Au seuil un guide attend : j’y dépose mes bagages les plus intimes : ma volonté, ma mémoire, mes désirs (…) Je lui remets ma vie, j’avance en aveugle dans un labyrinthe dont je n’ai pas les plans, et mon guide est muet, je ne le verrai jamais. »
Elle a fait ce voyage pour assister au combat que mène une vieille femme, sa mère qu’elle a connue jeune et déterminée, contre la mort.
J’en suis si proche que je prends beaucoup de coups aussi. »
Longtemps après, elle témoigne. Écrit en s’interdisant la fiction. Pas les artifices qui lui sont chers, ces images qu’elle aime construire aux limites du réel, pour lui donner plus de corps, de présence et de sens : la vieillesse n’est séparée de la vie que par une cellophane, une membrane minuscule et infranchissable.
Étouffante. On y voit une femme ni malade, ni sénile, ni handicapée, mais vieille simplement, lutter contre l’inéluctable. S’approcher du gouffre, dans un décor de maison de retraite peinte en rose pour paraître plus paisible. Elle peut se montrer coquette ou capricieuse ou délicieuse, se montrer forte en public ou fragile en tête à tête avec sa fille rien n’y fait. Elle le sait. Elle est au tragique de sa vie. Et porte en avant, dans un dernier élan, le monde qui fut le sien, qui disparaîtra avec elle, le monde qui l’a vue vivante. Un monde déjà ancien, lointain, pétri de ruralité et des valeurs qui lui sont chères. Qu’elle tend à ses héritiers comme des reliques, des talismans : travail, fidélité… discrétion, dont elle reproche à sa fille ne pas avoir fait suffisamment preuve.

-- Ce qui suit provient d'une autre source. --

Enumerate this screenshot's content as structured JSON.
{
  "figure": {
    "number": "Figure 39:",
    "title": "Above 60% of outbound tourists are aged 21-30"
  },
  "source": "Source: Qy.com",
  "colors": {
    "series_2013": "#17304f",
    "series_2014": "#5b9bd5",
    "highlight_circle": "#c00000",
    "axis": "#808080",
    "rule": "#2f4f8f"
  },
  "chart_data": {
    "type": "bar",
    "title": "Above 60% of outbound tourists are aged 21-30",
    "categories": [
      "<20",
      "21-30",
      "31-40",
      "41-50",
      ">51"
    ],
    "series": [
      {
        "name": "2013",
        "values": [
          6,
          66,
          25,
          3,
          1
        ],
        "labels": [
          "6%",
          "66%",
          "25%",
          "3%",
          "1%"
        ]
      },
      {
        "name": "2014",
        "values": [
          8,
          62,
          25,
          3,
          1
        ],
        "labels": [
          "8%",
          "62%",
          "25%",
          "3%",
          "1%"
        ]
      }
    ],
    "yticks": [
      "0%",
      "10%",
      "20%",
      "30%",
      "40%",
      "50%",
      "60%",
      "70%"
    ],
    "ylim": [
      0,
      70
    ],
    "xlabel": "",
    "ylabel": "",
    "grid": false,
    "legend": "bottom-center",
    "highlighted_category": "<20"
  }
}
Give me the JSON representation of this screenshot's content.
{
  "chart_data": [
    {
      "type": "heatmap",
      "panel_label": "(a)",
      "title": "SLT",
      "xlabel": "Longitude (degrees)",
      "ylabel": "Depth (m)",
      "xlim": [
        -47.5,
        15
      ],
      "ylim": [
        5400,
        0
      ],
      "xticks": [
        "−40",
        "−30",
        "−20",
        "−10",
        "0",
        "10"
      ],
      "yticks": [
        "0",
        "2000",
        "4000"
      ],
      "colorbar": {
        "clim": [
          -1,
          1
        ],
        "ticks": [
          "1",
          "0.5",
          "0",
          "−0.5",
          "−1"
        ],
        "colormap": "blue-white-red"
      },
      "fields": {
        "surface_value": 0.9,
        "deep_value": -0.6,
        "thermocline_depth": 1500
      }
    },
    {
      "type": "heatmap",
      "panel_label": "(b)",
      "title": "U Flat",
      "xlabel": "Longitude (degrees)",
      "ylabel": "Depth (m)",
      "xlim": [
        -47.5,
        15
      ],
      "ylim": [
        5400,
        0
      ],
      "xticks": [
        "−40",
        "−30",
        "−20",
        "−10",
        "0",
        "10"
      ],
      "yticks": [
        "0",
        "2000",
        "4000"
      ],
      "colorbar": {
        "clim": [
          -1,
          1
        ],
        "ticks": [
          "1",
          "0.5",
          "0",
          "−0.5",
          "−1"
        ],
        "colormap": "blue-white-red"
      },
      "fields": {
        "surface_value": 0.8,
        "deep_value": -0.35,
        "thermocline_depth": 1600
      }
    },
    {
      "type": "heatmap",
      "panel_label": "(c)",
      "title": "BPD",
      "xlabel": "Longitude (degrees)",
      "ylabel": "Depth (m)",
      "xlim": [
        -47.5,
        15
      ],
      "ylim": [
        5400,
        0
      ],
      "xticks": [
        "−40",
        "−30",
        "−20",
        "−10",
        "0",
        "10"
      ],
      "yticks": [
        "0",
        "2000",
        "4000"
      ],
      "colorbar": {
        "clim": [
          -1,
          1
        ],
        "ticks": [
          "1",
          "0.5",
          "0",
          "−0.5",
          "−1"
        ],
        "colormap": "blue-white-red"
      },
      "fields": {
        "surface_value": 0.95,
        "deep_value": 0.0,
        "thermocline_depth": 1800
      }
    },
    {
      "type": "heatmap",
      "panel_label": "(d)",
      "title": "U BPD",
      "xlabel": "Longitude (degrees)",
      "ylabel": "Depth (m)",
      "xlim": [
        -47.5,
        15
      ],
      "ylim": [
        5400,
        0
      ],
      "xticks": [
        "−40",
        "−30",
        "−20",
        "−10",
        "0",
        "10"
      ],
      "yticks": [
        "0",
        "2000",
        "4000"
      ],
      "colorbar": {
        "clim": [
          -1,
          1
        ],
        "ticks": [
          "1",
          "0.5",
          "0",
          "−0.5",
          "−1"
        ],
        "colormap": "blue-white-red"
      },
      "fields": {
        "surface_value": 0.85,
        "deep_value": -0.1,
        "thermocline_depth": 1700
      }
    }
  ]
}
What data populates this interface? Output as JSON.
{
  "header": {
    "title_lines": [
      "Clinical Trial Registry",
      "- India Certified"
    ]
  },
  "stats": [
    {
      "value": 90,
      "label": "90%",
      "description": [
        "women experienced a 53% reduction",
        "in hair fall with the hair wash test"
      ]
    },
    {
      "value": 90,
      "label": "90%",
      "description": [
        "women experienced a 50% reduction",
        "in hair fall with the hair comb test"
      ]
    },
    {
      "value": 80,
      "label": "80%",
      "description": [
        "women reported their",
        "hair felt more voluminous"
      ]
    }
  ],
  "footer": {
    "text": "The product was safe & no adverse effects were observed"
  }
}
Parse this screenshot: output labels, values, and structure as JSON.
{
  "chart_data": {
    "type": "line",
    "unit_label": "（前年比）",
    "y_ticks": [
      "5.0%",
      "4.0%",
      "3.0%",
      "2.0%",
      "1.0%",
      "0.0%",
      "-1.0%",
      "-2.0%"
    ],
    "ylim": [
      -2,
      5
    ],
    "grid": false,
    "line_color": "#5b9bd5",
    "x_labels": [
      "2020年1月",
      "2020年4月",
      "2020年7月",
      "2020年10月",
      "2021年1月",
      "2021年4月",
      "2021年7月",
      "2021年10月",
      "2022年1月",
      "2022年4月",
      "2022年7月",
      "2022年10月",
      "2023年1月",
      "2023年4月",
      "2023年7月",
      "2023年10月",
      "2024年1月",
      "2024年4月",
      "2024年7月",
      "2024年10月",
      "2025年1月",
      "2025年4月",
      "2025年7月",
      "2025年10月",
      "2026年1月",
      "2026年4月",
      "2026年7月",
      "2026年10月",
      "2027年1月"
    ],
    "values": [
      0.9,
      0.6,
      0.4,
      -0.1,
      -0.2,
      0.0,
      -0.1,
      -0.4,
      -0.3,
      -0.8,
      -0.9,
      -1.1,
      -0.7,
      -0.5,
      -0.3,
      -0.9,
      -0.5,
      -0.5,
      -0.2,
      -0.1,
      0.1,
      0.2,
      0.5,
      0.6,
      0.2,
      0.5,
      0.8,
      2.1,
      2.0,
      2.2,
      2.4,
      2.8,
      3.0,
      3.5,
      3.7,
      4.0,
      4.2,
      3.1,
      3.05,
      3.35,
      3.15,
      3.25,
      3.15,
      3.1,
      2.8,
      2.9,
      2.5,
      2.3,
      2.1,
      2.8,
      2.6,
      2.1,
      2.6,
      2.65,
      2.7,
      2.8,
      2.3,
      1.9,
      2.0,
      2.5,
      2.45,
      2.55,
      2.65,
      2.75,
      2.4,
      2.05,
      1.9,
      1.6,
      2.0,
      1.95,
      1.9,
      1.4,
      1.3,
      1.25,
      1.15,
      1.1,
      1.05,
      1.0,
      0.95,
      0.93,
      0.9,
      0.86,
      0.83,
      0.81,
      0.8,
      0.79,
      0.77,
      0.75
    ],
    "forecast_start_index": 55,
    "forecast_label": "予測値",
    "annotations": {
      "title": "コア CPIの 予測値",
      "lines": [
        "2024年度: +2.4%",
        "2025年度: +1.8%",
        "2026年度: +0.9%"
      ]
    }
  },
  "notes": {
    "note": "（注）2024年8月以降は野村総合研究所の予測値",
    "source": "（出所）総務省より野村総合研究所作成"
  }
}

En écrivant elle s’est démarquée, s’est faite remarquer, ce qui lui fait un peu honte. D’où ce conseil qu’elle lui adresse, « Des phrases courtes, ma chérie, » pour qu’au moins on la comprenne. De la mort elle même il est question dans un scène brève, très violente, plus imaginée que vue et de ce fait plus épouvantable encore la chute, le froid. L’effroi. En quelques lignes. On comprend qu’il ne s’agit pas d’un récit de plus sur la disparition d’un ascendant, mais d’un texte plus grave et plus profond qui parle du partage du temps et de la séparation des corps, de la survivance des êtres, de l’héritage dans ce qu’il a de plus immatériel et d’essentiel :
les morts ont forcément le dernier mot, ils ne lâchent jamais prise, ils sont en vous désormais. »
Daniel Martin, Le Magazine Littéraire (septembre 2001).